The fourth quarter was something of an anomaly, and server price declines will resume, IDC analyst Michelle Bailey predicted--but they'll be less dramatic than in earlier years. "The declines are not going to be what they used to be," she said.

For more than a year, Hewlett-Packard has seen increases in the average price of an x86 server--those using Intel's Xeon or Advanced Micro Devices' Opteron processors, said Paul Miller, marketing chief for the company's x86 server business.

He agrees with Bailey's assessment that price declines won't be the same. "Price points are pretty close to the bottom for the acceptable feature set. I don't think you'll see too much more price erosion in the market," he said.

But Jay Parker, director of Dell's PowerEdge servers group, is betting on a new round of bigger price cuts. Dell has profited from the shift toward lower-end systems and urges customers to buy systems with multicore processors in favor of bigger-iron machines with four, eight or 16 processors.

"We expect that to begin this year but accelerate next year," Parker said. "You'll see IBM and HP try to prop that up, and you'll see Dell try to drive that down."

Miller put virtualization at the top of the list of explanations for the change. "As people start to put five, 12 and sometimes up to 20 (virtual machines) on a single server," he said, "they require more memory"--2GB per processor core, which means 16GB for a system with two of Intel's quad-core Xeon 5300 "Clovertown" chips. "Then with that," he said, "you need extended I/O"--input-output capacity through Ethernet, InfiniBand and Fibre Channel network connections, making for even richer server configurations.

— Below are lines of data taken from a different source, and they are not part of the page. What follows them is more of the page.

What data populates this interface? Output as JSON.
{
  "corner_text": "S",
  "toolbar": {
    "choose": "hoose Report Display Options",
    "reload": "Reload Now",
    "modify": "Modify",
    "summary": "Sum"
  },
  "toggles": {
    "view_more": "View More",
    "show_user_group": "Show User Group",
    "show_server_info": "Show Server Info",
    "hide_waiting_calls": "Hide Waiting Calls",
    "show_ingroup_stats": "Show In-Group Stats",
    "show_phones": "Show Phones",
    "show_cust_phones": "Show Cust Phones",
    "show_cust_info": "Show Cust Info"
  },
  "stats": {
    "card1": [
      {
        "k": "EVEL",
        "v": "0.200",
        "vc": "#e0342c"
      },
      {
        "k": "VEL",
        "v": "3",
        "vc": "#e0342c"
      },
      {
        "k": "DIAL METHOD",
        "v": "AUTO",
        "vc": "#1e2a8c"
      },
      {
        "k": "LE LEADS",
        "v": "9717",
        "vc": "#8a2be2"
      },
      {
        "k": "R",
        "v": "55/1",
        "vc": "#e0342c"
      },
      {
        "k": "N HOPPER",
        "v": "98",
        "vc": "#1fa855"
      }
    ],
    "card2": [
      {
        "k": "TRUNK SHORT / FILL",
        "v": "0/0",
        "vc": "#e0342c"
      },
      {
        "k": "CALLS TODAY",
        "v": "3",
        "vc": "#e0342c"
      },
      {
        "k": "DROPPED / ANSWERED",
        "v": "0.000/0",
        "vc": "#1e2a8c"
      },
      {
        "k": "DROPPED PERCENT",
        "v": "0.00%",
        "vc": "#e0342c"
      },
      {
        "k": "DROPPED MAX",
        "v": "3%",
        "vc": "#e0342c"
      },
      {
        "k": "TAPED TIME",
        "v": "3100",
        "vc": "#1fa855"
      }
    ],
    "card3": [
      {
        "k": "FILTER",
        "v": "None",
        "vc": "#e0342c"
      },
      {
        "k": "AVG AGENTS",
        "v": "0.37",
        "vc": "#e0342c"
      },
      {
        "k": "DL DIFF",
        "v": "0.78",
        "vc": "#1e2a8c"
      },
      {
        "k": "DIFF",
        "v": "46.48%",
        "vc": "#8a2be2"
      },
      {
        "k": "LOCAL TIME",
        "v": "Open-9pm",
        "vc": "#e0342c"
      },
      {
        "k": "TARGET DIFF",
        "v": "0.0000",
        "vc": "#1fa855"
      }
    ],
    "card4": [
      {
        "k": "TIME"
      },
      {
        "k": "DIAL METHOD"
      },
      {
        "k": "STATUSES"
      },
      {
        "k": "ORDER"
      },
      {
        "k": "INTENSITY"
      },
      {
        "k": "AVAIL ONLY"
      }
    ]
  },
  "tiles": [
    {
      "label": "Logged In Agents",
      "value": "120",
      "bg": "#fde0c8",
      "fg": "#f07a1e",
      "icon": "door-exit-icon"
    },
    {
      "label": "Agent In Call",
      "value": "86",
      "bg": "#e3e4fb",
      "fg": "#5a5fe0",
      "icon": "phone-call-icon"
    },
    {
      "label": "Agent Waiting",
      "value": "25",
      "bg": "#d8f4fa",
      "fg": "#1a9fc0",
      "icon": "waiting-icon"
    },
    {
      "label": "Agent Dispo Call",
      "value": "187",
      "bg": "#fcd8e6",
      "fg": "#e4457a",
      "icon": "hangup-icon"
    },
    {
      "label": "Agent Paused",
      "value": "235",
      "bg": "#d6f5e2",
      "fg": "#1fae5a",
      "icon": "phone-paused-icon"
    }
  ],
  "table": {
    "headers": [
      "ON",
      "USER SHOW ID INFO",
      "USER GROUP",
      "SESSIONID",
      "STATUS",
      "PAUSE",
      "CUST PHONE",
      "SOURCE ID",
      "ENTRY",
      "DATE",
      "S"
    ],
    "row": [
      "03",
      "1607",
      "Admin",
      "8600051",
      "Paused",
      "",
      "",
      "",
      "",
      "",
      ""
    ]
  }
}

Another change: customers are buying more blade servers, larger chassis that supply shared network, and power to thin servers that can be plugged in. Customers today typically buy a chassis with only half the server slots full, Miller said, but they're maxing out network and power options on the assumption that they'll need it over the blade chassis lifespan.

With blades, customers are buying equipment designed to last five to seven years instead of the regular three, Miller said. "We're seeing customers put in a larger investment that they're going to amortize over a longer period of time," he said.

Electrical power constraints factor into the equation, Miller added, driving people toward multicore and virtual servers that make more efficient use of power. "Every time you save a watt within a server, that saves data center power and cooling people 2 watts," Miller said.

Of the big three x86 server companies, IBM has placed the biggest bet on powerful systems that inherit the philosophy and sometimes the technology of its Unix servers and mainframes. It's got a whole division dedicated to symmetrical multiprocessing (SMP) systems with 4 to 32 x86 processors, and it's eagerly embracing the move toward plump servers.

"I think you're seeing a resurgence for a large SMP marketplace driven by 64-bit processors. And bigger is better for virtualization," said Jay Bretzmann, marketing manager for that high-end group.

All new x86 chips that ship today are 64-bit models, which lets them easily use more than 4GB of memory when equipped with a 64-bit operating system. "Memory is the precious resource in a multicore world," Bretzmann said.

While new technology enables new ways of tackling computing chores, part of the reason for the changes is moving away from earlier sore spots. In Eastwood's view,

"For many years, end users were being penny wise and pound foolish," with the server population expanding at rabbit-like rates, Eastwood said. "But users were not thinking through the ramifications--what it costs to power and cool those machines, to manage and maintain them."

But now, he said, "There's definitely been a shift in the mind of the end user...A more consolidated infrastructure, while it may cost more up front, will definitely pay for itself on the back end with lower operational costs."